Spaghetti and meatballs
April 28, 2010
In this post, I talked about making burgers and fries from scratch (as much as I was able to do from scratch, anyway). I also tried this recently with spaghetti and meatballs.So, I served spaghetti and meatballs, this grape bread, and celery braised in some beef stock.
Making spaghetti and meatballs was interesting; I’ve never done this in any form. I didn’t make the spaghetti from scratch this time, just the meatballs and the tomato sauce. I’ll treat each component separately.
Meatballs are pretty easy to make. Here are some comments on the recipe I used:
It includes bacon, which is somewhat noticeable, together with a bunch of other tasty ingredients including cheese and roasted red peppers. The bacon is pureed, becoming a paste. I’m sure there are lots of delicious applications for this.
It says to use pretty much any ground beef with 15% fat. I wonder if there was a specific type they were thinking about? I sort of ignored this and just used the ground beef I had on hand, which may have been a mistake.
The recipe calls for marjoram, which I had a lot of trouble finding and which I have never really encountered before. It has a strong, fresh, almost soapy taste which I couldn’t recognize in the final dish.
Anyway, as probably everybody else knows, once the various meatball ingredients are combined together with some eggs, it’s easy to form them, and then you stack them for when you’re ready.
The “best” tomato sauce recipe appears to be a pretty serious bone of contention among certain segments of the population; _de gustibus _etc.. Because I like things that are simple, I decided to use this well-rated “Simplest Tomato Sauce Ever” recipe.
It’s tomatoes and butter, and some onion, and that’s pretty much it. As I was making it, it did smell and taste incredible - the butter and tomatoes really go together in kind of a weird way.
Butter, by the way, is another one of those things (along with braising) that is magical about cooking. Not only does it perform a number of important chemical functions, it also tastes delicious.
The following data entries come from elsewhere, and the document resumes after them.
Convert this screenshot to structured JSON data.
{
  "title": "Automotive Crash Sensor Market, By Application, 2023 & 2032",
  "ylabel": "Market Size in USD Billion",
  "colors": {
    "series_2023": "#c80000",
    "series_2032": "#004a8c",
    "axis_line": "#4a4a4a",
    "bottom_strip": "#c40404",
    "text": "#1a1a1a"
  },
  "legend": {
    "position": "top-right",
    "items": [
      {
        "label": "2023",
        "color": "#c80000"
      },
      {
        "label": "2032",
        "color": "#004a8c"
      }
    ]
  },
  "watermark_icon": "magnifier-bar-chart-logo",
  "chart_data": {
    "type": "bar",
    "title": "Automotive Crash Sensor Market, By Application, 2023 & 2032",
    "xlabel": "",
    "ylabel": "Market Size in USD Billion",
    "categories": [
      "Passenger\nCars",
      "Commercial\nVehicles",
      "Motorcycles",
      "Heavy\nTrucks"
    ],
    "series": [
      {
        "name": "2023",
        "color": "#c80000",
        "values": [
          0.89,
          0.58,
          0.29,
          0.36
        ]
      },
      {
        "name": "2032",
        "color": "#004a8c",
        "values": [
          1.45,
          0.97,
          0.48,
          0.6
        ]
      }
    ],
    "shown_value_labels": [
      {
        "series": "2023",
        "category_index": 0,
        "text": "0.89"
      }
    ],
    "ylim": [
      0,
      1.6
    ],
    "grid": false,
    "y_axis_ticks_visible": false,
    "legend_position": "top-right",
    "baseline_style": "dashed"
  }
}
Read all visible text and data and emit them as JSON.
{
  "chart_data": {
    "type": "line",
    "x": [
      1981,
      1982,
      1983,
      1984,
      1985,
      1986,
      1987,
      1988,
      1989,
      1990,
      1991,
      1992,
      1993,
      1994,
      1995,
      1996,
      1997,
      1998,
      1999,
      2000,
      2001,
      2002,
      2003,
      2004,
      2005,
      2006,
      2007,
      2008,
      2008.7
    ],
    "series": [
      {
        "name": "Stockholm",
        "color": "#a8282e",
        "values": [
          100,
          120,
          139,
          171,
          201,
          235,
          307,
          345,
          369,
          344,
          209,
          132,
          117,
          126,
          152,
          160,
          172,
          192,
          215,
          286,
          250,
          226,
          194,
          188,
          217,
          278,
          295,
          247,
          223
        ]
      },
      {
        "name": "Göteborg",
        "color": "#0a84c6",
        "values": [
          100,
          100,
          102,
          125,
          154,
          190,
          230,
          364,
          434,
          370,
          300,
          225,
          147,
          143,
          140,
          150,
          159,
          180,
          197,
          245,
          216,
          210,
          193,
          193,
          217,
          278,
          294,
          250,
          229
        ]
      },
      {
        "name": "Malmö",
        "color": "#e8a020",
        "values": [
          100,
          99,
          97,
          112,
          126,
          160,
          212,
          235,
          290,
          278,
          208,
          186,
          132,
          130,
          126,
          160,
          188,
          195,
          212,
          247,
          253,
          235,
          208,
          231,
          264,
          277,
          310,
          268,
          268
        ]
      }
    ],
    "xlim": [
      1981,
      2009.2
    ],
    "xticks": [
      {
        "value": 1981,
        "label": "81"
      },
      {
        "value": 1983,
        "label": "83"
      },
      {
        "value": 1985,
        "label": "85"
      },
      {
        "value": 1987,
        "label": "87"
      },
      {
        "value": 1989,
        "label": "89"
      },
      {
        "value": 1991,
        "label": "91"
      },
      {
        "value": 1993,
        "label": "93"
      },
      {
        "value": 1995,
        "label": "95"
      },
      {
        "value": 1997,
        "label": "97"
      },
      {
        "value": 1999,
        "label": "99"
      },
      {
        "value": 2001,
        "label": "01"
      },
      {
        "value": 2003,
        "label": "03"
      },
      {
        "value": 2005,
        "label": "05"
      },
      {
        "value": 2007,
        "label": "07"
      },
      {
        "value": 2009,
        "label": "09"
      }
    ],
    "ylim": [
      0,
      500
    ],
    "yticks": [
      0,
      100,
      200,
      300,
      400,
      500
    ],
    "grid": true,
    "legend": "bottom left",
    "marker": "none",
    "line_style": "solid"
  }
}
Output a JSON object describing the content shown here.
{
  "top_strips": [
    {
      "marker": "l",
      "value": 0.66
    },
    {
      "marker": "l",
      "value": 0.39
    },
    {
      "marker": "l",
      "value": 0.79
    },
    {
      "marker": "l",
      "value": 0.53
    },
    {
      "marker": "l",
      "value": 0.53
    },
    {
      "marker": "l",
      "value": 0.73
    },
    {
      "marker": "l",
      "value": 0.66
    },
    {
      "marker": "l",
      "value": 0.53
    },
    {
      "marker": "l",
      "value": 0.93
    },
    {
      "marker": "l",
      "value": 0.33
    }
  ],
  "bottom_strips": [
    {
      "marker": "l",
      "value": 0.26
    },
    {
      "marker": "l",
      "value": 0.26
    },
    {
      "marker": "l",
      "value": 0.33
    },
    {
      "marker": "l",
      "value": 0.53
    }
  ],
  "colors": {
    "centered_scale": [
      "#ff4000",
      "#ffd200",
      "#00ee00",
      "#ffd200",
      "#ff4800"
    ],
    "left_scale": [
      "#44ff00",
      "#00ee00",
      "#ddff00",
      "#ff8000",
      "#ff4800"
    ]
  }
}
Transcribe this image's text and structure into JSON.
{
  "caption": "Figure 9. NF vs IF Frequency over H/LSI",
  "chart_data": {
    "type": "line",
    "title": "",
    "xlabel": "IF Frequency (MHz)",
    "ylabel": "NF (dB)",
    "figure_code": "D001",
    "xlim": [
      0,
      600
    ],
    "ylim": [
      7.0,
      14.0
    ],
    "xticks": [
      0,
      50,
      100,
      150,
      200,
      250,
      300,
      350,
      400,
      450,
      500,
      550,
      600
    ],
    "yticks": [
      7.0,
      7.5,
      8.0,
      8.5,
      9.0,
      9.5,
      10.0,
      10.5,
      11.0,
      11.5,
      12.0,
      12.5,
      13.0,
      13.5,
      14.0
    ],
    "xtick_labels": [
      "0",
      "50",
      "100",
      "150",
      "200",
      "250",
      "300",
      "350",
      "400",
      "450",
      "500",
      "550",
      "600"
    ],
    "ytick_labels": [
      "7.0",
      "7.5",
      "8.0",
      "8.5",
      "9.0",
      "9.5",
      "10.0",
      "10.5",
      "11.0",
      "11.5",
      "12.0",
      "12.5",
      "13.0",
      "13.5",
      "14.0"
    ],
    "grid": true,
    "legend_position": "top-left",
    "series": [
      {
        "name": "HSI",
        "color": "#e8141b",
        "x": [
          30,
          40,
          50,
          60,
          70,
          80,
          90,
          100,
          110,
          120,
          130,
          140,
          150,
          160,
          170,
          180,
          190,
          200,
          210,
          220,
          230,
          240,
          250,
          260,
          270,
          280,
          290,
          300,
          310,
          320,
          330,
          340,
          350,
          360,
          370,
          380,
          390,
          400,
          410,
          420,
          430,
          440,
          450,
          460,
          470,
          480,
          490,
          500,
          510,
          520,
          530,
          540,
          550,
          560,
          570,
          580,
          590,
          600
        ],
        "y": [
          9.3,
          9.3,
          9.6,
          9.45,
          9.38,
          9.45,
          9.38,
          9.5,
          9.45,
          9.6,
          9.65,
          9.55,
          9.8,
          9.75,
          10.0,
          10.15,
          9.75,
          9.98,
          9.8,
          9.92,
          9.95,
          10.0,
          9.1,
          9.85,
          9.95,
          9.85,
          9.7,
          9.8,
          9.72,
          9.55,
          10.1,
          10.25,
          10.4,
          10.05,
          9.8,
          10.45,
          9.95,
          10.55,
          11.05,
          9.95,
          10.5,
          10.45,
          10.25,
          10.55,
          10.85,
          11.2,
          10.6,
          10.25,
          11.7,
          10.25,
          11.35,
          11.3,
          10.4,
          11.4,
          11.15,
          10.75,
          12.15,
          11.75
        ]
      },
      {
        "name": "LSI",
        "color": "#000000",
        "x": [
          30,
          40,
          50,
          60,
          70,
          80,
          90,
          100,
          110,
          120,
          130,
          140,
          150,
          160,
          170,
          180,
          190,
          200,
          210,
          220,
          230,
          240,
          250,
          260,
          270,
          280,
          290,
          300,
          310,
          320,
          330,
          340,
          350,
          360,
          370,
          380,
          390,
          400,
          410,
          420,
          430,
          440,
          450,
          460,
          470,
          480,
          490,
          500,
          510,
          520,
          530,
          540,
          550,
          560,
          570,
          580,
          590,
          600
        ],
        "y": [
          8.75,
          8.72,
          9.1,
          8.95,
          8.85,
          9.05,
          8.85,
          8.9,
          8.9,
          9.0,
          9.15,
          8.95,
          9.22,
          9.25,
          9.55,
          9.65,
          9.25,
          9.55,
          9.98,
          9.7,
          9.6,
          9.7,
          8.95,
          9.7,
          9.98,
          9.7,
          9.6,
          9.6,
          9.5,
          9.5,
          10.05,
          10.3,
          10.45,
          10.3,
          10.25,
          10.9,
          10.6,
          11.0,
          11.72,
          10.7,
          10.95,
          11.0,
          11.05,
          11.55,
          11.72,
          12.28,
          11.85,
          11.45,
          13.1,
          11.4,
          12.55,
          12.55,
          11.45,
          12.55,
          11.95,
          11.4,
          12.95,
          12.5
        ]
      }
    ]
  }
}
I added some marjoram, too, to go with the meatballs but it didn’t show up in the final dish.
One really important step that the recipe leaves out is pureeing the sauce once it has been cooking for a while. It says that you should “[mash] any large pieces of tomato with the back of a wooden spoon”, but this doesn’t work. Because I didn’t realize this until after I had combined the meatballs with the tomato sauce (about which more below), I had to pick a lot of tiny tomato pieces out of the sauce, puree them, then add them back in. But once I did this the consistency problem was solved.
As I said above, I didn’t make the spaghetti myself so there’s not a lot to write about here. I did make sure to pull the spaghetti out of the water early, because it needs to finish cooking in the actual tomato sauce. This allows the flavors to come together better, without overcooking the pasta.
This is where things got a little messy.
As I started cooking the sauce, I also sauted some of the meatballs so that they would hold together, as recommended in the recipe, and so they could be cooked together with the sauce.
This didn’t work - they fell apart as soon as I tried to move them around in the dish. At my fiancee’s suggestion, I tried baking them at 350 for about 15 minutes. This worked extremely well to cause the meatballs to stick together, and also baked out some of the extra fat. I was very happy about this. Meatball size is important for just this reason - a small meatball cooks more even and thoroughly, more easily, than the giant meatballs I remember eating as I was growing up. So.
Unfortunately, when I took the baked meatballs and dropped them in the sauce, there were a number of unpleasant effects.
They were stable enough not to disintegrate right way, but tomato sauce needs to be stirred from time to time and most of the meatballs didn’t survive this stirring.
The meatballs continued to ooze fat, making the sauce a lot more oily than I would have liked.
The presence of the meatballs made it impossible to puree the sauce without picking lots of little tomato pieces out.
Overall, not good. I was able to improvise around many of these problems, but I didn’t think the results reflected the effort I put into the dish. Next time, I will bake the meatballs for longer, and then finish / warm them completely separately, with a little separate bit of sauce. I’ll then add them back to the dish when it’s ready to be served - this will look better, too.
- The last issue was that the meatball recipe calls for way too much spaghetti (note to attentive readers: I scaled up the “simple tomato sauce” quantities to give the same amount of sauce I would have gotten from the sauce recipe associated with the meatballs). I would estimate about twice as much as was necessary. This was another problem, since the sauce essentially disappeared among the spaghetti strands.
The completed dish tasted fine, but again wasn’t up to my standards. I know enough now, though, that I think my very next attempt at this will be much, much better.
I also note that I sometimes combine dinner components at random. I think this plate has a sort of wacky feel to it (bright green, purple polka dots) which I like.